引用符の生還者

祇園寺綴は、赤い画面を見上げて言った。

「画面には『私は主催者の共犯だ』と書かれている」

判定灯が緑になった。

向かいの防音室では、蓬莱岳人が床に倒れている。隣の波佐見梢も、首輪から白い煙を上げていた。

三人に与えられた規則は一つだった。

〈画面に表示された文字列を含む一文を発せよ。その一文が嘘なら脱落し、最後の一名を勝者とする〉

三つの部屋は透明な壁で仕切られ、音だけが遮断されていた。岳人が最初だった。画面に出た「私は主催者の共犯だ」を、そのまま読み上げた。彼は共犯ではない。文は嘘になり、首輪が作動した。

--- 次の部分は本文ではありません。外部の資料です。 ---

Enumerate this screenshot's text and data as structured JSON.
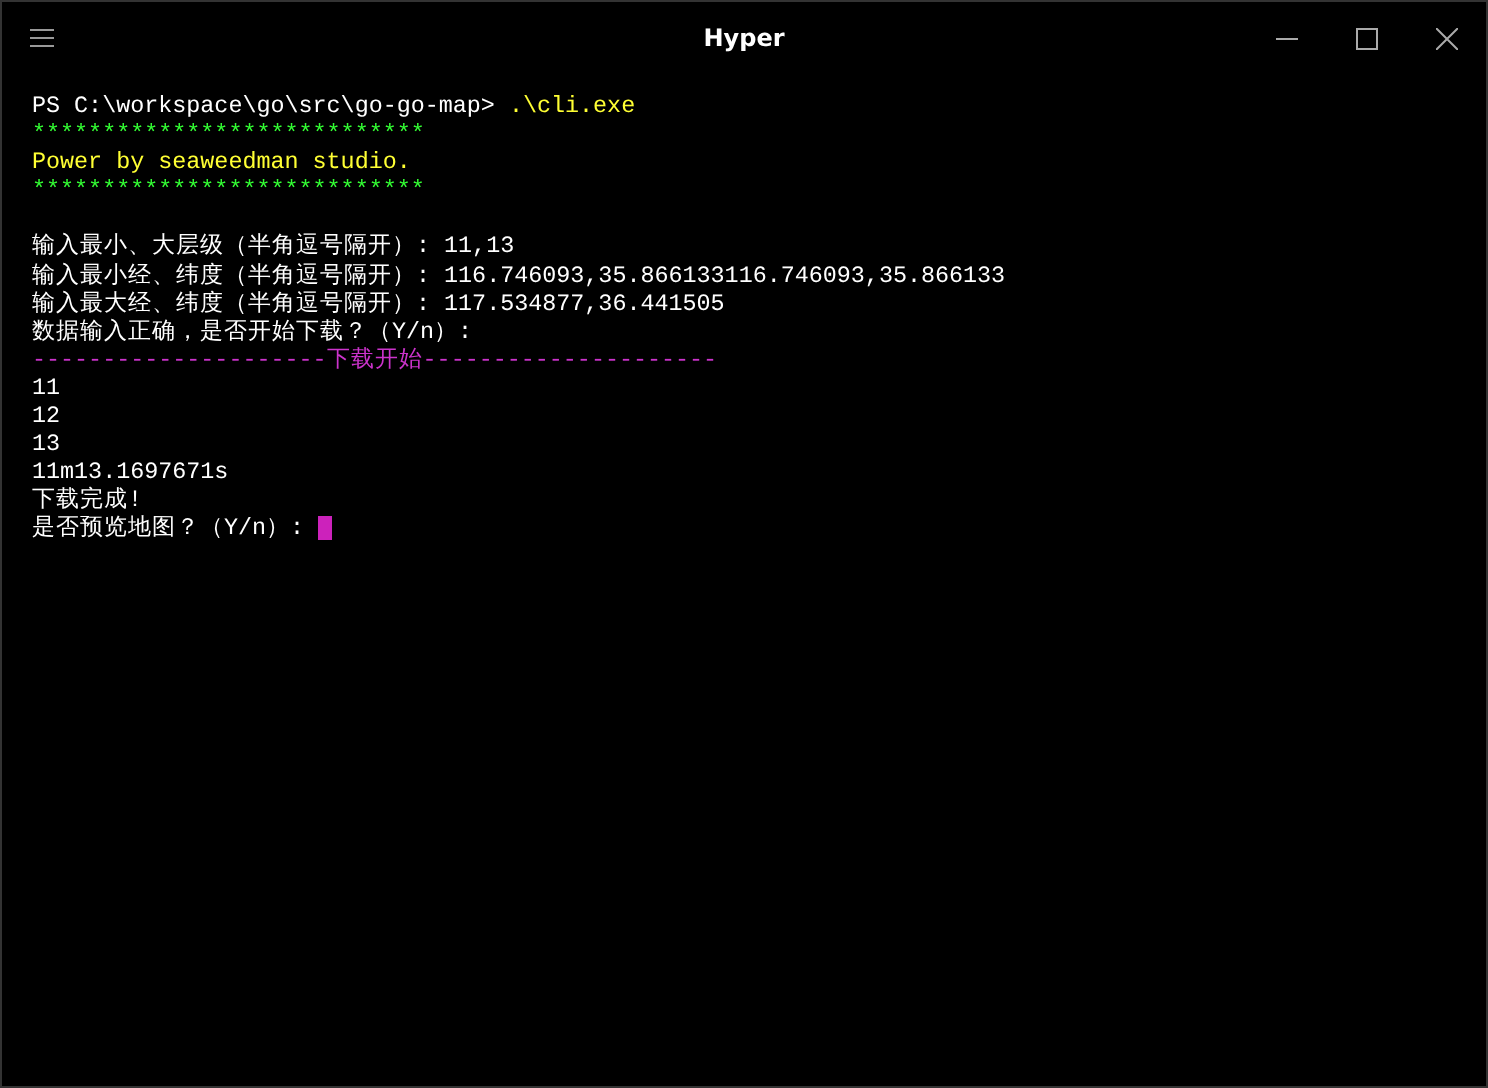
{
  "window": {
    "title": "Hyper"
  },
  "lines": [
    {
      "segments": [
        {
          "text": "PS C:\\workspace\\go\\src\\go-go-map>",
          "color": "#ffffff"
        },
        {
          "text": " .\\cli.exe",
          "color": "#ffff33"
        }
      ]
    },
    {
      "segments": [
        {
          "text": "****************************",
          "color": "#33ff33"
        }
      ]
    },
    {
      "segments": [
        {
          "text": "Power by seaweedman studio.",
          "color": "#ffff33"
        }
      ]
    },
    {
      "segments": [
        {
          "text": "****************************",
          "color": "#33ff33"
        }
      ]
    },
    {
      "blank_line_before": true,
      "segments": [
        {
          "text": "输入最小、大层级（半角逗号隔开）: 11,13",
          "color": "#ffffff"
        }
      ]
    },
    {
      "segments": [
        {
          "text": "输入最小经、纬度（半角逗号隔开）: 116.746093,35.866133116.746093,35.866133",
          "color": "#ffffff"
        }
      ]
    },
    {
      "segments": [
        {
          "text": "输入最大经、纬度（半角逗号隔开）: 117.534877,36.441505",
          "color": "#ffffff"
        }
      ]
    },
    {
      "segments": [
        {
          "text": "数据输入正确，是否开始下载？（Y/n）:",
          "color": "#ffffff"
        }
      ]
    },
    {
      "segments": [
        {
          "text": "---------------------下载开始---------------------",
          "color": "#cc33cc"
        }
      ]
    },
    {
      "segments": [
        {
          "text": "11",
          "color": "#ffffff"
        }
      ]
    },
    {
      "segments": [
        {
          "text": "12",
          "color": "#ffffff"
        }
      ]
    },
    {
      "segments": [
        {
          "text": "13",
          "color": "#ffffff"
        }
      ]
    },
    {
      "segments": [
        {
          "text": "11m13.1697671s",
          "color": "#ffffff"
        }
      ]
    },
    {
      "segments": [
        {
          "text": "下载完成!",
          "color": "#ffffff"
        }
      ]
    },
    {
      "segments": [
        {
          "text": "是否预览地图？（Y/n）: ",
          "color": "#ffffff"
        }
      ],
      "cursor": true
    }
  ]
}
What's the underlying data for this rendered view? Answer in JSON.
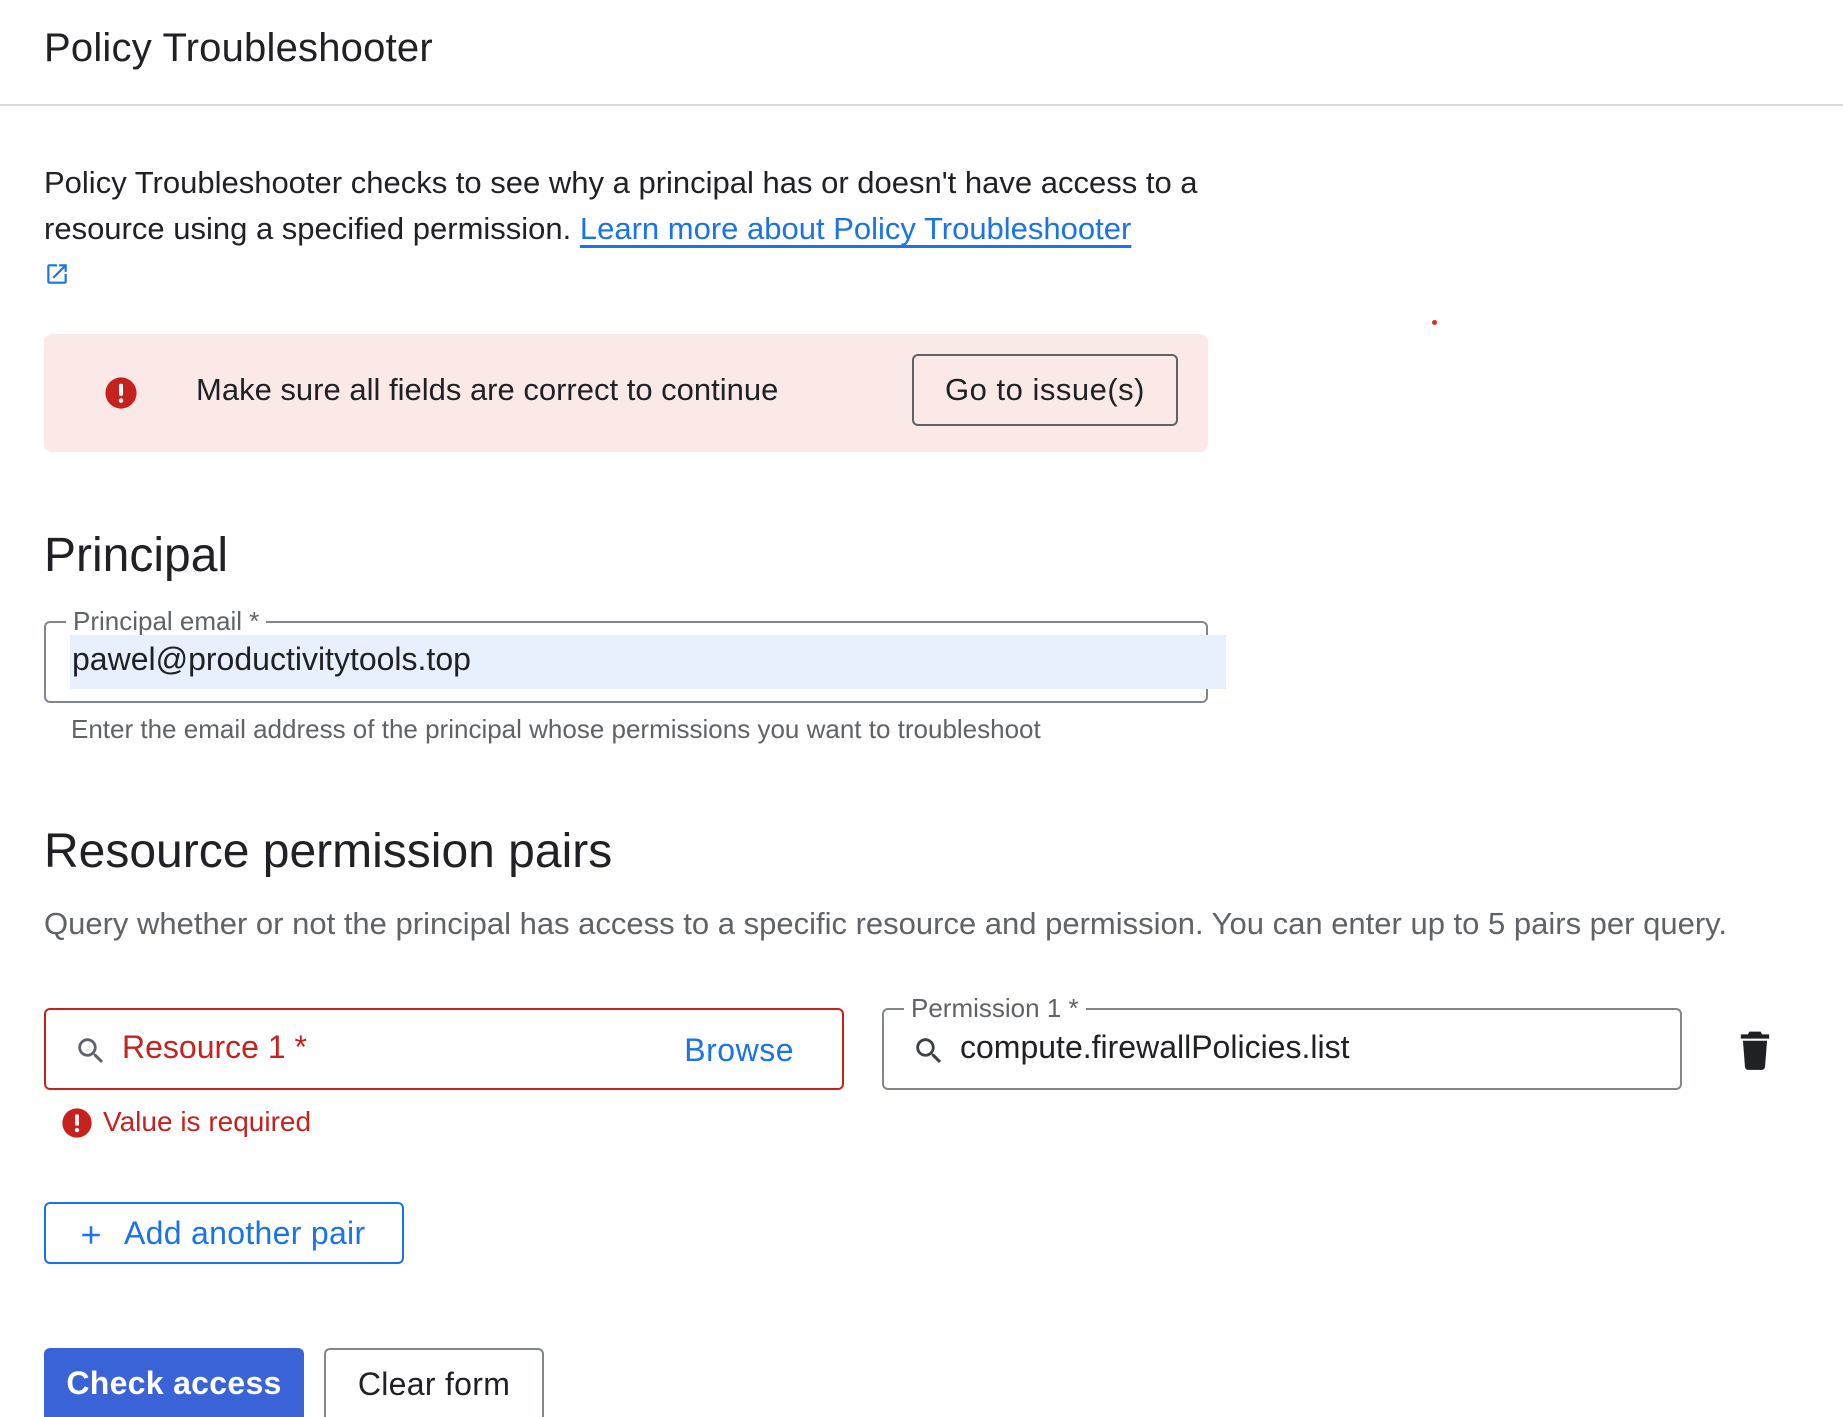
{
  "header": {
    "title": "Policy Troubleshooter"
  },
  "intro": {
    "text": "Policy Troubleshooter checks to see why a principal has or doesn't have access to a resource using a specified permission.",
    "link_text": "Learn more about Policy Troubleshooter",
    "link_icon": "external-link-icon"
  },
  "alert": {
    "icon": "error-icon",
    "message": "Make sure all fields are correct to continue",
    "button_label": "Go to issue(s)"
  },
  "principal": {
    "title": "Principal",
    "email_label": "Principal email *",
    "email_value": "pawel@productivitytools.top",
    "helper_text": "Enter the email address of the principal whose permissions you want to troubleshoot"
  },
  "pairs": {
    "title": "Resource permission pairs",
    "description": "Query whether or not the principal has access to a specific resource and permission. You can enter up to 5 pairs per query.",
    "resource": {
      "label": "Resource 1 *",
      "browse_label": "Browse",
      "error": "Value is required",
      "icon": "search-icon"
    },
    "permission": {
      "label": "Permission 1 *",
      "value": "compute.firewallPolicies.list",
      "icon": "search-icon"
    },
    "delete_icon": "trash-icon",
    "add_button": "Add another pair"
  },
  "actions": {
    "check_access": "Check access",
    "clear_form": "Clear form"
  },
  "colors": {
    "primary": "#1a73e8",
    "primary_button": "#3b63d8",
    "error": "#c5221f",
    "alert_bg": "#fbe9e7",
    "highlight": "#e8f0fe"
  }
}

梢は岳人の口の動きと倒れる姿を見て、表示文を否定すればいいと考えたらしい。

「私は主催者の共犯ではない」

しかし規則は、表示された文字列を改変せずに「含む」ことを求めていた。梢の文には「私は主催者の共犯だ」という連続した文字列がない。彼女は未達成として脱落した。

綴の番が来た。

表示文を引用符の内側へ入れ、その文字列が画面に存在するという事実を述べる。引用された中身は偽でも、文全体は真になる。

『詭弁です』

主催者の声が三つの部屋へ響いた。

「文法です」

『表示文を自分の発言として認めるのが趣旨だ』

「趣旨は規則に含まれていない。含まれているのは文字列だけ」

中央装置が綴の文を再解析する。主語は「画面」。述語は「書かれている」。引用部の真偽は文全体の真偽判定に影響しない。

〈真実の一文を確認。生存者一名〉

透明壁が開き、綴の首輪が外れた。彼女は岳人と梢のそばにしゃがみ、まだ脈があることを確かめる。主催者は即死ではなく、苦しむ姿を撮るために薬量を抑えていた。

綴は出口の非常ボタンを押し、救命扉も開けた。

「あなたは告白が見たかった。でも、言葉は中身だけじゃない。誰が、何を、どの位置に置いたかで意味が変わる」

引用符は小さかった。だが二本の線が、偽りと真実の間に壁を立てていた。